Mental health startup Intellect gets $2.2 million to expand in Asia

Intellect, a Singapore-based startup looking to make mental health care more accessible in Asia, announced it has raised $2.2 million in pre-Series A funding. It joins the current batch of Y Combinator, which will be holding its Demo Day at the end of this month.

The round was led by recurring investor Insignia Venture Partners and included participation from Y Combinator, XA Network and investors such as Rainforest co-founder JJ Chai; Prenetics and CircleDNA founder Danny Yeung; and Gilberto Gaeta, Google’s director of global HR operations.

This brings the total funding of Intellect as it launched a year ago to $3 million, including a seed round announced in December 2020 that was also led by Insignia.

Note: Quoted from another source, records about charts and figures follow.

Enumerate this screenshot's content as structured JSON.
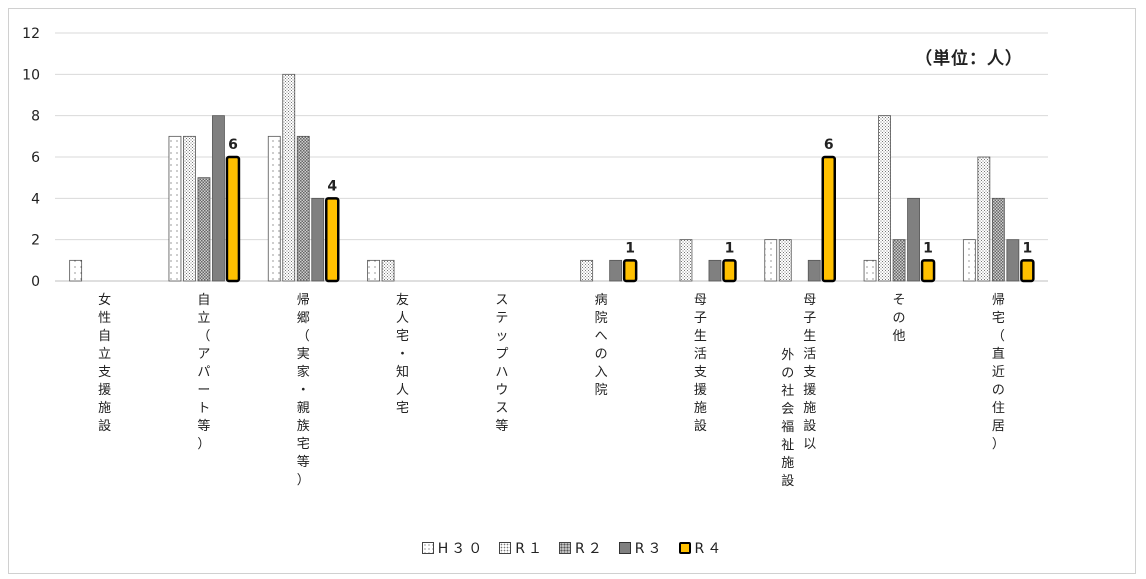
{
  "chart_data": {
    "type": "bar",
    "unit_label": "（単位：人）",
    "categories": [
      "女性自立支援施設",
      "自立（アパート等）",
      "帰郷（実家・親族宅等）",
      "友人宅・知人宅",
      "ステップハウス等",
      "病院への入院",
      "母子生活支援施設",
      "母子生活支援施設以外の社会福祉施設",
      "その他",
      "帰宅（直近の住居）"
    ],
    "series": [
      {
        "name": "H30",
        "values": [
          1,
          7,
          7,
          1,
          0,
          0,
          0,
          2,
          1,
          2
        ],
        "color": "#ffffff"
      },
      {
        "name": "R1",
        "values": [
          0,
          7,
          10,
          1,
          0,
          1,
          2,
          2,
          8,
          6
        ],
        "color": "#f2f2f2"
      },
      {
        "name": "R2",
        "values": [
          0,
          5,
          7,
          0,
          0,
          0,
          0,
          0,
          2,
          4
        ],
        "color": "#bfbfbf"
      },
      {
        "name": "R3",
        "values": [
          0,
          8,
          4,
          0,
          0,
          1,
          1,
          1,
          4,
          2
        ],
        "color": "#808080"
      },
      {
        "name": "R4",
        "values": [
          0,
          6,
          4,
          0,
          0,
          1,
          1,
          6,
          1,
          1
        ],
        "color": "#ffc000"
      }
    ],
    "data_labels": {
      "series": "R4",
      "values": [
        "",
        "6",
        "4",
        "",
        "",
        "1",
        "1",
        "6",
        "1",
        "1"
      ]
    },
    "y_ticks": [
      "0",
      "2",
      "4",
      "6",
      "8",
      "10",
      "12"
    ],
    "ylim": [
      0,
      12
    ],
    "grid": true,
    "legend_position": "bottom",
    "legend_labels": [
      "H３０",
      "R１",
      "R２",
      "R３",
      "R４"
    ]
  }
}
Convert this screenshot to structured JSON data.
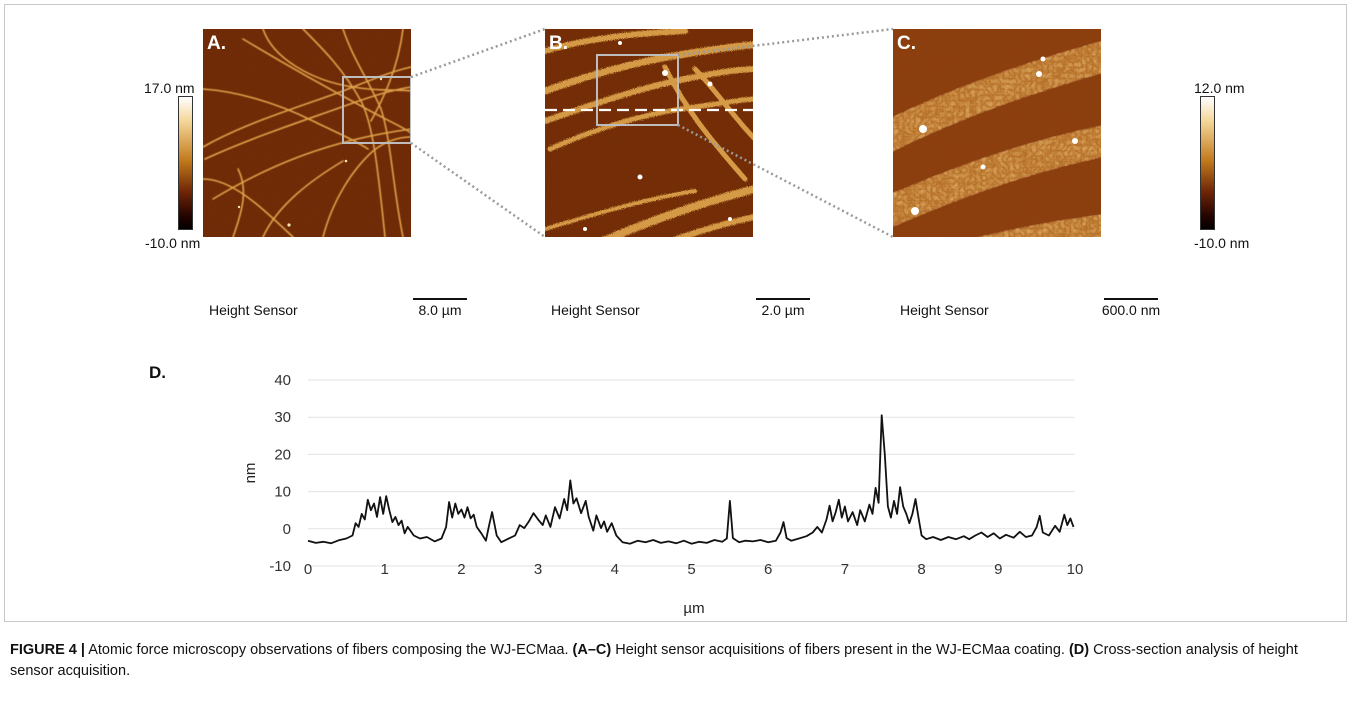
{
  "panels": [
    {
      "label": "A.",
      "sensor": "Height Sensor",
      "scale": "8.0 µm"
    },
    {
      "label": "B.",
      "sensor": "Height Sensor",
      "scale": "2.0 µm"
    },
    {
      "label": "C.",
      "sensor": "Height Sensor",
      "scale": "600.0 nm"
    }
  ],
  "colorbars": [
    {
      "max": "17.0 nm",
      "min": "-10.0 nm"
    },
    {
      "max": "12.0 nm",
      "min": "-10.0 nm"
    }
  ],
  "panel_d_label": "D.",
  "chart_data": {
    "type": "line",
    "xlabel": "µm",
    "ylabel": "nm",
    "xlim": [
      0,
      10
    ],
    "ylim": [
      -10,
      40
    ],
    "xticks": [
      0,
      1,
      2,
      3,
      4,
      5,
      6,
      7,
      8,
      9,
      10
    ],
    "yticks": [
      -10,
      0,
      10,
      20,
      30,
      40
    ],
    "grid": true,
    "series": [
      {
        "values": [
          [
            0.0,
            -3.2
          ],
          [
            0.1,
            -3.8
          ],
          [
            0.2,
            -3.5
          ],
          [
            0.3,
            -3.9
          ],
          [
            0.4,
            -3.1
          ],
          [
            0.5,
            -2.6
          ],
          [
            0.58,
            -1.8
          ],
          [
            0.62,
            1.5
          ],
          [
            0.66,
            0.5
          ],
          [
            0.7,
            4.0
          ],
          [
            0.74,
            2.5
          ],
          [
            0.78,
            7.8
          ],
          [
            0.82,
            5.0
          ],
          [
            0.86,
            6.8
          ],
          [
            0.9,
            3.2
          ],
          [
            0.94,
            8.5
          ],
          [
            0.98,
            4.0
          ],
          [
            1.02,
            8.8
          ],
          [
            1.06,
            5.0
          ],
          [
            1.1,
            1.8
          ],
          [
            1.14,
            3.2
          ],
          [
            1.18,
            1.0
          ],
          [
            1.22,
            2.2
          ],
          [
            1.26,
            -1.2
          ],
          [
            1.3,
            0.5
          ],
          [
            1.38,
            -1.8
          ],
          [
            1.46,
            -2.6
          ],
          [
            1.55,
            -2.2
          ],
          [
            1.65,
            -3.4
          ],
          [
            1.74,
            -2.6
          ],
          [
            1.8,
            0.5
          ],
          [
            1.84,
            7.2
          ],
          [
            1.88,
            3.0
          ],
          [
            1.92,
            6.8
          ],
          [
            1.96,
            4.0
          ],
          [
            2.0,
            5.2
          ],
          [
            2.04,
            3.0
          ],
          [
            2.08,
            5.8
          ],
          [
            2.12,
            2.8
          ],
          [
            2.16,
            3.8
          ],
          [
            2.2,
            0.5
          ],
          [
            2.26,
            -1.2
          ],
          [
            2.32,
            -3.2
          ],
          [
            2.36,
            0.8
          ],
          [
            2.4,
            4.5
          ],
          [
            2.46,
            -1.8
          ],
          [
            2.52,
            -3.6
          ],
          [
            2.6,
            -2.8
          ],
          [
            2.7,
            -1.8
          ],
          [
            2.76,
            1.0
          ],
          [
            2.82,
            0.2
          ],
          [
            2.88,
            2.0
          ],
          [
            2.94,
            4.2
          ],
          [
            3.0,
            2.5
          ],
          [
            3.06,
            1.0
          ],
          [
            3.1,
            3.6
          ],
          [
            3.16,
            0.5
          ],
          [
            3.22,
            5.8
          ],
          [
            3.28,
            2.8
          ],
          [
            3.34,
            8.0
          ],
          [
            3.38,
            5.0
          ],
          [
            3.42,
            13.0
          ],
          [
            3.46,
            6.8
          ],
          [
            3.5,
            8.2
          ],
          [
            3.56,
            4.2
          ],
          [
            3.62,
            7.5
          ],
          [
            3.66,
            3.2
          ],
          [
            3.72,
            -0.5
          ],
          [
            3.76,
            3.6
          ],
          [
            3.82,
            0.2
          ],
          [
            3.86,
            2.0
          ],
          [
            3.9,
            -0.8
          ],
          [
            3.96,
            1.5
          ],
          [
            4.02,
            -1.8
          ],
          [
            4.1,
            -3.6
          ],
          [
            4.2,
            -4.0
          ],
          [
            4.3,
            -3.2
          ],
          [
            4.4,
            -3.6
          ],
          [
            4.5,
            -3.0
          ],
          [
            4.6,
            -3.8
          ],
          [
            4.7,
            -3.4
          ],
          [
            4.8,
            -3.9
          ],
          [
            4.9,
            -3.2
          ],
          [
            5.0,
            -4.0
          ],
          [
            5.1,
            -3.5
          ],
          [
            5.2,
            -3.8
          ],
          [
            5.3,
            -3.0
          ],
          [
            5.4,
            -3.5
          ],
          [
            5.46,
            -2.6
          ],
          [
            5.5,
            7.5
          ],
          [
            5.54,
            -2.5
          ],
          [
            5.62,
            -3.6
          ],
          [
            5.7,
            -3.2
          ],
          [
            5.8,
            -3.4
          ],
          [
            5.9,
            -3.0
          ],
          [
            6.0,
            -3.6
          ],
          [
            6.1,
            -3.2
          ],
          [
            6.16,
            -1.0
          ],
          [
            6.2,
            1.8
          ],
          [
            6.24,
            -2.5
          ],
          [
            6.3,
            -3.2
          ],
          [
            6.4,
            -2.6
          ],
          [
            6.5,
            -2.0
          ],
          [
            6.58,
            -1.0
          ],
          [
            6.64,
            0.5
          ],
          [
            6.7,
            -1.0
          ],
          [
            6.76,
            2.5
          ],
          [
            6.8,
            6.2
          ],
          [
            6.84,
            2.0
          ],
          [
            6.88,
            4.5
          ],
          [
            6.92,
            7.8
          ],
          [
            6.96,
            3.0
          ],
          [
            7.0,
            6.0
          ],
          [
            7.04,
            2.0
          ],
          [
            7.1,
            4.5
          ],
          [
            7.16,
            1.0
          ],
          [
            7.2,
            5.0
          ],
          [
            7.26,
            2.0
          ],
          [
            7.32,
            6.5
          ],
          [
            7.36,
            4.0
          ],
          [
            7.4,
            11.0
          ],
          [
            7.44,
            7.0
          ],
          [
            7.48,
            30.5
          ],
          [
            7.52,
            20.0
          ],
          [
            7.56,
            6.0
          ],
          [
            7.6,
            3.0
          ],
          [
            7.64,
            7.5
          ],
          [
            7.68,
            4.0
          ],
          [
            7.72,
            11.2
          ],
          [
            7.76,
            6.0
          ],
          [
            7.8,
            4.0
          ],
          [
            7.84,
            1.5
          ],
          [
            7.88,
            4.0
          ],
          [
            7.92,
            8.0
          ],
          [
            7.96,
            3.0
          ],
          [
            8.0,
            -1.8
          ],
          [
            8.06,
            -2.8
          ],
          [
            8.15,
            -2.2
          ],
          [
            8.25,
            -3.0
          ],
          [
            8.35,
            -2.2
          ],
          [
            8.45,
            -2.8
          ],
          [
            8.55,
            -2.0
          ],
          [
            8.62,
            -2.8
          ],
          [
            8.7,
            -1.8
          ],
          [
            8.78,
            -1.0
          ],
          [
            8.86,
            -2.2
          ],
          [
            8.94,
            -1.2
          ],
          [
            9.02,
            -2.6
          ],
          [
            9.1,
            -1.6
          ],
          [
            9.2,
            -2.4
          ],
          [
            9.28,
            -0.8
          ],
          [
            9.36,
            -2.2
          ],
          [
            9.44,
            -1.8
          ],
          [
            9.5,
            0.5
          ],
          [
            9.54,
            3.5
          ],
          [
            9.58,
            -1.0
          ],
          [
            9.66,
            -1.8
          ],
          [
            9.74,
            0.8
          ],
          [
            9.8,
            -0.8
          ],
          [
            9.86,
            3.8
          ],
          [
            9.9,
            1.0
          ],
          [
            9.94,
            2.8
          ],
          [
            9.98,
            0.5
          ]
        ]
      }
    ]
  },
  "caption": {
    "figure": "FIGURE 4 |",
    "t1": " Atomic force microscopy observations of fibers composing the WJ-ECMaa. ",
    "b1": "(A–C)",
    "t2": " Height sensor acquisitions of fibers present in the WJ-ECMaa coating. ",
    "b2": "(D)",
    "t3": " Cross-section analysis of height sensor acquisition."
  }
}
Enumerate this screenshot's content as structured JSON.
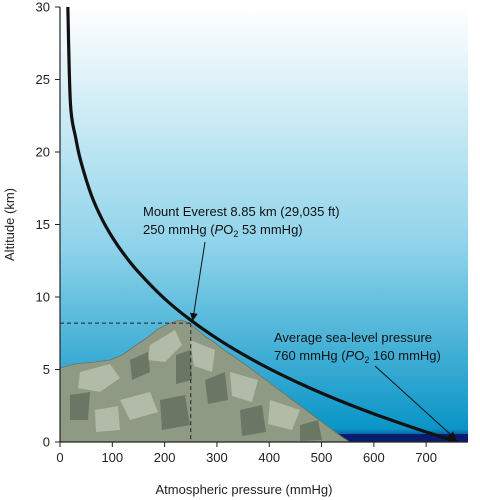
{
  "chart_data": {
    "type": "line",
    "xlabel": "Atmospheric pressure (mmHg)",
    "ylabel": "Altitude (km)",
    "xlim": [
      0,
      780
    ],
    "ylim": [
      0,
      30
    ],
    "xticks": [
      0,
      100,
      200,
      300,
      400,
      500,
      600,
      700
    ],
    "yticks": [
      0,
      5,
      10,
      15,
      20,
      25,
      30
    ],
    "grid": false,
    "series": [
      {
        "x": [
          760,
          700,
          650,
          600,
          550,
          500,
          450,
          400,
          350,
          300,
          250,
          200,
          150,
          120,
          100,
          80,
          60,
          40,
          30,
          20,
          15
        ],
        "y": [
          0,
          0.69,
          1.3,
          1.94,
          2.63,
          3.37,
          4.18,
          5.06,
          6.04,
          7.14,
          8.4,
          9.88,
          11.72,
          13.06,
          14.12,
          15.39,
          17.02,
          19.33,
          20.98,
          23.32,
          30
        ]
      }
    ],
    "annotations": [
      {
        "lines": [
          {
            "text": "Mount Everest 8.85 km (29,035 ft)"
          },
          {
            "pre": "250 mmHg (",
            "italic": "P",
            "mid": "O",
            "sub": "2",
            "post": " 53 mmHg)"
          }
        ],
        "point": [
          250,
          8.2
        ]
      },
      {
        "lines": [
          {
            "text": "Average sea-level pressure"
          },
          {
            "pre": "760 mmHg (",
            "italic": "P",
            "mid": "O",
            "sub": "2",
            "post": " 160 mmHg)"
          }
        ],
        "point": [
          760,
          0
        ]
      }
    ],
    "colors": {
      "curve": "#111111",
      "sky_top": "#ffffff",
      "sky_mid": "#8fd3ea",
      "sky_bottom": "#0a95c7",
      "ground_band": "#0a1c6e",
      "mountain": "#8f9a85",
      "mountain_light": "#b9c0ae",
      "mountain_dark": "#5f6b5b"
    }
  }
}
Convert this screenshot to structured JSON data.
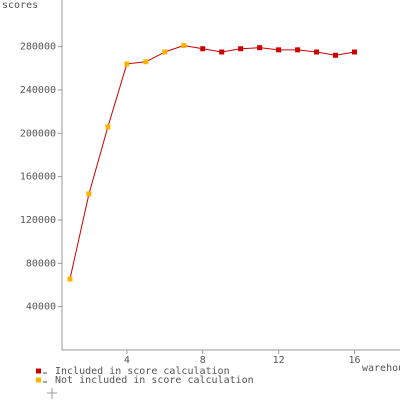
{
  "chart_data": {
    "type": "line",
    "y_label": "scores",
    "x_label": "warehouses",
    "x": [
      1,
      2,
      3,
      4,
      5,
      6,
      7,
      8,
      9,
      10,
      11,
      12,
      13,
      14,
      15,
      16
    ],
    "line_color": "#cc0000",
    "series": [
      {
        "name": "Included in score calculation",
        "color": "#cc0000",
        "values": [
          null,
          null,
          null,
          null,
          null,
          null,
          null,
          278000,
          275000,
          278000,
          279000,
          277000,
          277000,
          275000,
          272000,
          275000
        ]
      },
      {
        "name": "Not included in score calculation",
        "color": "#ffb300",
        "values": [
          65500,
          144000,
          206000,
          264000,
          266000,
          275000,
          281000,
          null,
          null,
          null,
          null,
          null,
          null,
          null,
          null,
          null
        ]
      }
    ],
    "xlim": [
      0.58,
      18.4
    ],
    "xticks": [
      4,
      8,
      12,
      16
    ],
    "ylim": [
      0,
      323000
    ],
    "yticks": [
      40000,
      80000,
      120000,
      160000,
      200000,
      240000,
      280000
    ],
    "grid": false,
    "legend": "bottom-left"
  }
}
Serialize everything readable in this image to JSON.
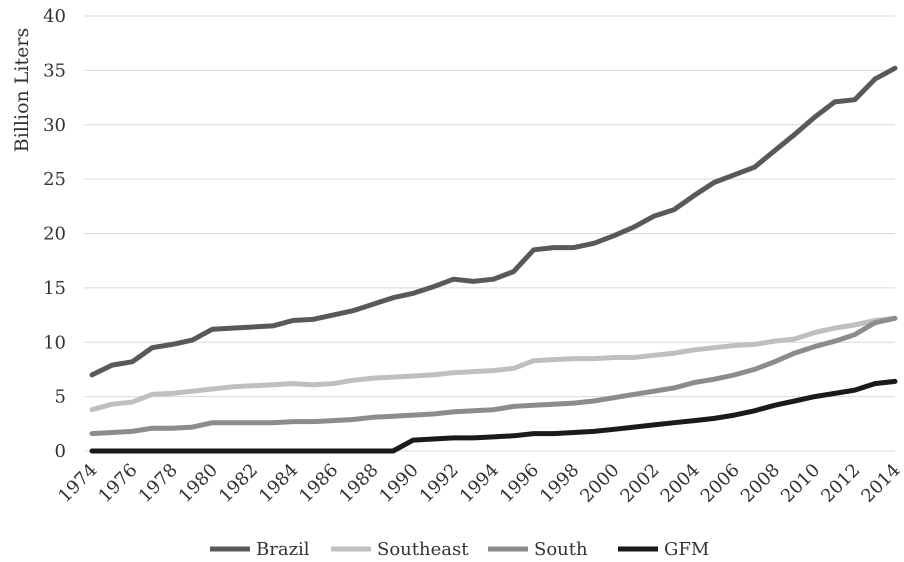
{
  "chart_data": {
    "type": "line",
    "title": "",
    "xlabel": "",
    "ylabel": "Billion Liters",
    "ylim": [
      0,
      40
    ],
    "yticks": [
      "0",
      "5",
      "10",
      "15",
      "20",
      "25",
      "30",
      "35",
      "40"
    ],
    "x": [
      1974,
      1975,
      1976,
      1977,
      1978,
      1979,
      1980,
      1981,
      1982,
      1983,
      1984,
      1985,
      1986,
      1987,
      1988,
      1989,
      1990,
      1991,
      1992,
      1993,
      1994,
      1995,
      1996,
      1997,
      1998,
      1999,
      2000,
      2001,
      2002,
      2003,
      2004,
      2005,
      2006,
      2007,
      2008,
      2009,
      2010,
      2011,
      2012,
      2013,
      2014
    ],
    "xtick_labels": [
      "1974",
      "1976",
      "1978",
      "1980",
      "1982",
      "1984",
      "1986",
      "1988",
      "1990",
      "1992",
      "1994",
      "1996",
      "1998",
      "2000",
      "2002",
      "2004",
      "2006",
      "2008",
      "2010",
      "2012",
      "2014"
    ],
    "grid": true,
    "legend_position": "bottom",
    "series": [
      {
        "name": "Brazil",
        "color": "#595959",
        "values": [
          7.0,
          7.9,
          8.2,
          9.5,
          9.8,
          10.2,
          11.2,
          11.3,
          11.4,
          11.5,
          12.0,
          12.1,
          12.5,
          12.9,
          13.5,
          14.1,
          14.5,
          15.1,
          15.8,
          15.6,
          15.8,
          16.5,
          18.5,
          18.7,
          18.7,
          19.1,
          19.8,
          20.6,
          21.6,
          22.2,
          23.5,
          24.7,
          25.4,
          26.1,
          27.6,
          29.1,
          30.7,
          32.1,
          32.3,
          34.2,
          35.2
        ]
      },
      {
        "name": "Southeast",
        "color": "#bfbfbf",
        "values": [
          3.8,
          4.3,
          4.5,
          5.2,
          5.3,
          5.5,
          5.7,
          5.9,
          6.0,
          6.1,
          6.2,
          6.1,
          6.2,
          6.5,
          6.7,
          6.8,
          6.9,
          7.0,
          7.2,
          7.3,
          7.4,
          7.6,
          8.3,
          8.4,
          8.5,
          8.5,
          8.6,
          8.6,
          8.8,
          9.0,
          9.3,
          9.5,
          9.7,
          9.8,
          10.1,
          10.3,
          10.9,
          11.3,
          11.6,
          12.0,
          12.2
        ]
      },
      {
        "name": "South",
        "color": "#8c8c8c",
        "values": [
          1.6,
          1.7,
          1.8,
          2.1,
          2.1,
          2.2,
          2.6,
          2.6,
          2.6,
          2.6,
          2.7,
          2.7,
          2.8,
          2.9,
          3.1,
          3.2,
          3.3,
          3.4,
          3.6,
          3.7,
          3.8,
          4.1,
          4.2,
          4.3,
          4.4,
          4.6,
          4.9,
          5.2,
          5.5,
          5.8,
          6.3,
          6.6,
          7.0,
          7.5,
          8.2,
          9.0,
          9.6,
          10.1,
          10.7,
          11.8,
          12.2
        ]
      },
      {
        "name": "GFM",
        "color": "#1a1a1a",
        "values": [
          0,
          0,
          0,
          0,
          0,
          0,
          0,
          0,
          0,
          0,
          0,
          0,
          0,
          0,
          0,
          0,
          1.0,
          1.1,
          1.2,
          1.2,
          1.3,
          1.4,
          1.6,
          1.6,
          1.7,
          1.8,
          2.0,
          2.2,
          2.4,
          2.6,
          2.8,
          3.0,
          3.3,
          3.7,
          4.2,
          4.6,
          5.0,
          5.3,
          5.6,
          6.2,
          6.4
        ]
      }
    ]
  }
}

Intellect offered two major product suites: a consumer app with self-guided programs based on cognitive behavioral therapy techniques, and a mental health benefit solution for employers with online therapy programs and telehealth services. The startup now claims more than 2.5 million app users and 20 enterprise customers, including FoodPanda, Shopback, Carousell, Avery Dennison, Schroders and government agencies.

Founder and chief executive officer Theodoric Chew told TechCrunch that Intellect usage rate is higher than traditional EAP helpline solutions. On average, the mental health benefits solution sees about 20% to 45% engagement within three months of being adopted by companies with more than 5,000 employees.

There is still a lot of stigma surrounding mental health issues in many Asian cultures, but that has changed in the past year and a half as people continue to deal with the emotional impact of the COVID-19 pandemic, Chew said. “From individuals to corporations, insurers and governments, all these different types of people and organizations are now rapidly prioritizing mental health care on an individual and organizational level.”

Intellect protects users’ privacy with zero-knowledge encryption so that the startup and employers cannot access people’s data or communicate with their coaches and counselors. All insights shared with employers are aggregated and anonymized. Chew said the company also complies with key data privacy regulations, such as ISO, HIPAA and GDPR.

Intellect is currently collaborating on 10 studies with institutions such as the National University of Singapore, King’s College London, University of Queensland and Singapore General Hospital. It says studies to date have shown improvements in users’ mental well-being, stress levels and anxiety.

The new funding will be used to expand into more Asian markets. Intellect currently covers 12 countries and 11 languages.